The Fate of Carbon in Growing Fish: An Experimental Study of Isotopic Routing

Abstract
The application of stable isotope analysis to ecology requires estimating the contribution of different isotopic sources to the isotopic signatures of an animal's tissues using mixing models. These models make the physiologically unrealistic assumption that assimilated nutrients are disassembled into their elemental components and that these atoms are then reassembled into biomolecules. We quantified the extent to which mixing models yield erroneous results with an experiment using Nile tilapia (Oreochromis niloticus). The tilapia were fed synthetic diets that varied in protein content and in which the carbon isotopic composition of protein differed widely from that of carbohydrates and lipids. We predicted that dietary protein would contribute disproportionately to the carbon in muscle, whereas the nonprotein components of diet would contribute disproportionately to lipids. Our experiment also allowed us to test the conjecture of a positive correlation between the (15)N enrichment in tissues and protein intake. As predicted, the contribution of protein carbon to muscle was higher than that expected by the assumptions of isotopic mixing in all treatments except that with the lowest dietary protein content.
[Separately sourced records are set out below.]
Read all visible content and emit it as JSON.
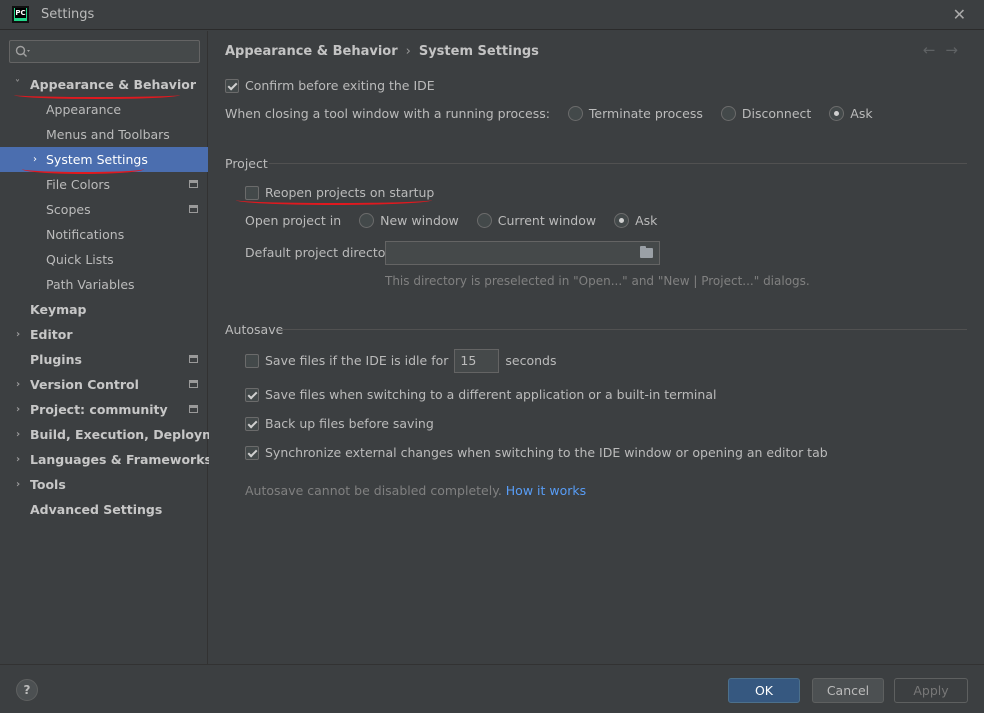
{
  "window": {
    "title": "Settings",
    "logo_text": "PC"
  },
  "sidebar": {
    "search": {
      "value": "",
      "placeholder": ""
    },
    "items": [
      {
        "label": "Appearance & Behavior",
        "expanded": true
      },
      {
        "label": "Appearance"
      },
      {
        "label": "Menus and Toolbars"
      },
      {
        "label": "System Settings",
        "selected": true
      },
      {
        "label": "File Colors"
      },
      {
        "label": "Scopes"
      },
      {
        "label": "Notifications"
      },
      {
        "label": "Quick Lists"
      },
      {
        "label": "Path Variables"
      },
      {
        "label": "Keymap"
      },
      {
        "label": "Editor"
      },
      {
        "label": "Plugins"
      },
      {
        "label": "Version Control"
      },
      {
        "label": "Project: community"
      },
      {
        "label": "Build, Execution, Deployment"
      },
      {
        "label": "Languages & Frameworks"
      },
      {
        "label": "Tools"
      },
      {
        "label": "Advanced Settings"
      }
    ]
  },
  "breadcrumb": {
    "parent": "Appearance & Behavior",
    "separator": "›",
    "current": "System Settings"
  },
  "general": {
    "confirm_exit": {
      "label": "Confirm before exiting the IDE",
      "checked": true
    },
    "closing_tool_window": {
      "label": "When closing a tool window with a running process:",
      "options": [
        "Terminate process",
        "Disconnect",
        "Ask"
      ],
      "selected": "Ask"
    }
  },
  "project": {
    "title": "Project",
    "reopen": {
      "label": "Reopen projects on startup",
      "checked": false
    },
    "open_in": {
      "label": "Open project in",
      "options": [
        "New window",
        "Current window",
        "Ask"
      ],
      "selected": "Ask"
    },
    "default_dir": {
      "label": "Default project directory:",
      "value": "",
      "hint": "This directory is preselected in \"Open...\" and \"New | Project...\" dialogs."
    }
  },
  "autosave": {
    "title": "Autosave",
    "idle": {
      "label_before": "Save files if the IDE is idle for",
      "value": "15",
      "label_after": "seconds",
      "checked": false
    },
    "switch_app": {
      "label": "Save files when switching to a different application or a built-in terminal",
      "checked": true
    },
    "backup": {
      "label": "Back up files before saving",
      "checked": true
    },
    "sync": {
      "label": "Synchronize external changes when switching to the IDE window or opening an editor tab",
      "checked": true
    },
    "note": "Autosave cannot be disabled completely.",
    "link": "How it works"
  },
  "footer": {
    "help": "?",
    "ok": "OK",
    "cancel": "Cancel",
    "apply": "Apply"
  },
  "colors": {
    "selection": "#4b6eaf",
    "accent_red": "#e0191f",
    "link": "#589df6"
  }
}
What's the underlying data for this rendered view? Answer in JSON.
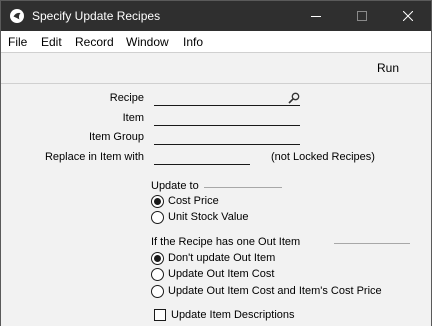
{
  "window": {
    "title": "Specify Update Recipes",
    "title_bar_color": "#2f2f2f"
  },
  "menu": {
    "items": [
      "File",
      "Edit",
      "Record",
      "Window",
      "Info"
    ]
  },
  "toolbar": {
    "run_label": "Run"
  },
  "form": {
    "recipe_label": "Recipe",
    "recipe_value": "",
    "item_label": "Item",
    "item_value": "",
    "item_group_label": "Item Group",
    "item_group_value": "",
    "replace_label": "Replace in Item with",
    "replace_value": "",
    "replace_note": "(not Locked Recipes)"
  },
  "update_to": {
    "title": "Update to",
    "options": [
      {
        "label": "Cost Price",
        "selected": true
      },
      {
        "label": "Unit Stock Value",
        "selected": false
      }
    ]
  },
  "out_item": {
    "title": "If the Recipe has one Out Item",
    "options": [
      {
        "label": "Don't update Out Item",
        "selected": true
      },
      {
        "label": "Update Out Item Cost",
        "selected": false
      },
      {
        "label": "Update Out Item Cost and Item's Cost Price",
        "selected": false
      }
    ]
  },
  "descriptions": {
    "label": "Update Item Descriptions",
    "checked": false
  }
}
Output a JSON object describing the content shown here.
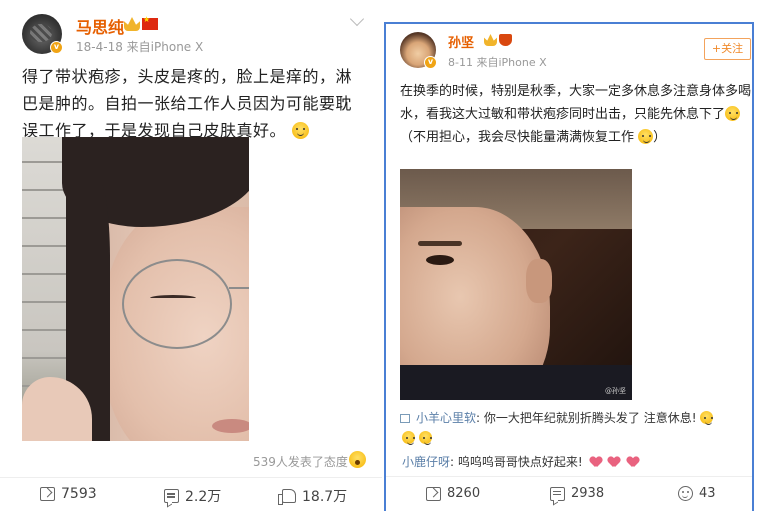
{
  "left_post": {
    "username": "马思纯",
    "date": "18-4-18",
    "source": "来自iPhone X",
    "text": "得了带状疱疹，头皮是疼的，脸上是痒的，淋巴是肿的。自拍一张给工作人员因为可能要耽误工作了，于是发现自己皮肤真好。",
    "reaction_summary": "539人发表了态度",
    "reposts": "7593",
    "comments": "2.2万",
    "likes": "18.7万"
  },
  "right_post": {
    "username": "孙坚",
    "date": "8-11",
    "source": "来自iPhone X",
    "follow_label": "+关注",
    "text_1": "在换季的时候，特别是秋季，大家一定多休息多注意身体多喝水，看我这大过敏和带状疱疹同时出击，只能先休息下了",
    "text_2": "（不用担心，我会尽快能量满满恢复工作",
    "text_3": "）",
    "photo_watermark": "@孙坚",
    "comments_preview": [
      {
        "author": "小羊心里软",
        "text": ": 你一大把年纪就别折腾头发了 注意休息!"
      },
      {
        "author": "小鹿仔呀",
        "text": ": 呜呜呜哥哥快点好起来!"
      }
    ],
    "reposts": "8260",
    "comments": "2938",
    "likes": "43"
  },
  "colors": {
    "username": "#e65f00",
    "highlight_border": "#4a7fd4",
    "commenter": "#5b7fa8"
  },
  "icons": [
    "verified-badge-icon",
    "crown-icon",
    "flag-icon",
    "chevron-down-icon",
    "repost-icon",
    "comment-icon",
    "like-icon",
    "smile-icon",
    "heart-icon"
  ]
}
We hypothesized that the unexpectedly high contribution of nonprotein carbon to muscle was the result of assimilating both dispensable and indispensable amino acids synthesized by the fishes' gut microbiota. Although we expected the contribution of carbon in nonprotein dietary ingredients to be higher than expected from a mixing model, we found that protein contributed more than expected, probably as a result of differences in amino acid composition between diet and tissues, which led to excess carbon used for lipid synthesis. Finally, our results verified the positive relationship between dietary protein content and the enrichment in tissue (15)N. Assuming perfect mixing in field isotopic studies can lead to erroneous inferences about the relative contributions of different sources to an animal's diet.